Incidentally, America's first president George Washington purchased a porcelain tableware set from the ship's China voyage.

"Dinner parties were a popular means of socializing, and Chinese porcelain would have been used to serve guests in America's most affluent households," says the website than manages Washington's Mount Vernon estate in Virginia. "Washington was one of many who expressed a desire to be fashionable when he ordered porcelain pieces, adding 'pray let them be neat and fashionable or send none'."

Washington first purchased Chinese porcelain in his bachelor years at Mount Vernon and would do so throughout his life, the website said.

The Empress, a 104-foot, three-mast ship was commanded by Captain John Green, 46, an imposing Irishman who was a veteran of the Revolutionary War against Great Britain and former prisoner of that war.

A large hardwood chest he took with him was in the Hong Kong exhibition, as was the original letter from the US Congress authorizing the voyage.

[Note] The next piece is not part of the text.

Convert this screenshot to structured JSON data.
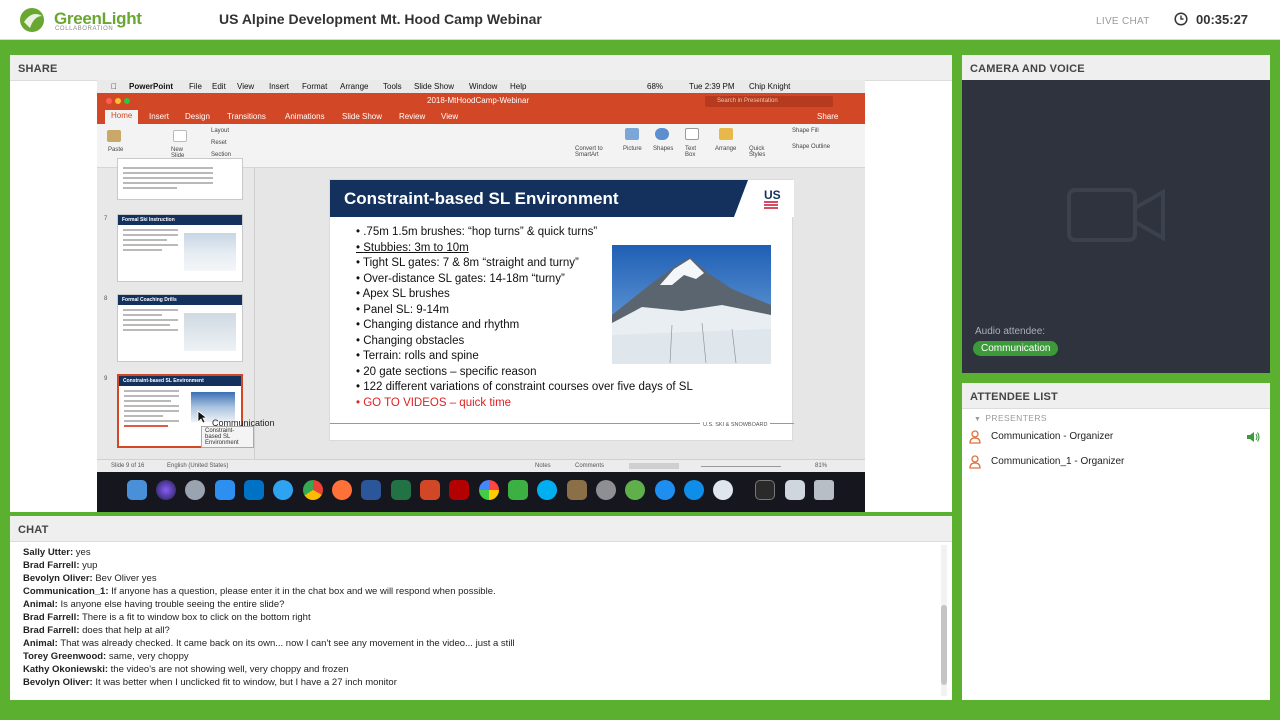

The ship's crew received a warm welcome in Canton where they were referred to as the "new people".

"The Chinese were very indulgent towards us," Samuel Shaw, a 29-year-old Continental Army artillery officer cited for gallantry in the Revolutionary War wrote in his journal. Shaw would later serve as the first US consul to Canton.

While current American exporters are aware of what products China desires, for example cherries from Washington state or almonds from California, so were traders of that day. The Empress' outbound cargo included ginseng and woollen cloth.

"It was notoriously difficult to source goods that were in demand in a largely self-sufficient China, but the Americans had done their market research carefully," Heaver wrote.

The Empress of China returned from China on May 11, 1785. She carried 800 chests of tea, 20,000 pairs of nankeen trousers (cotton garments from Nanjing), cinnamon, and roughly 64 tons of porcelain, some of which went to George Washington. The ship's return was heralded by newspapers, and New Yorkers lined up to welcome her home.

In 1986, China minted a silver 5-yuan to commemorate the Empress' voyage.

The Empress of China wasn't just a profitable venture. It was the forerunner of the current multibillion-dollar US-China trade.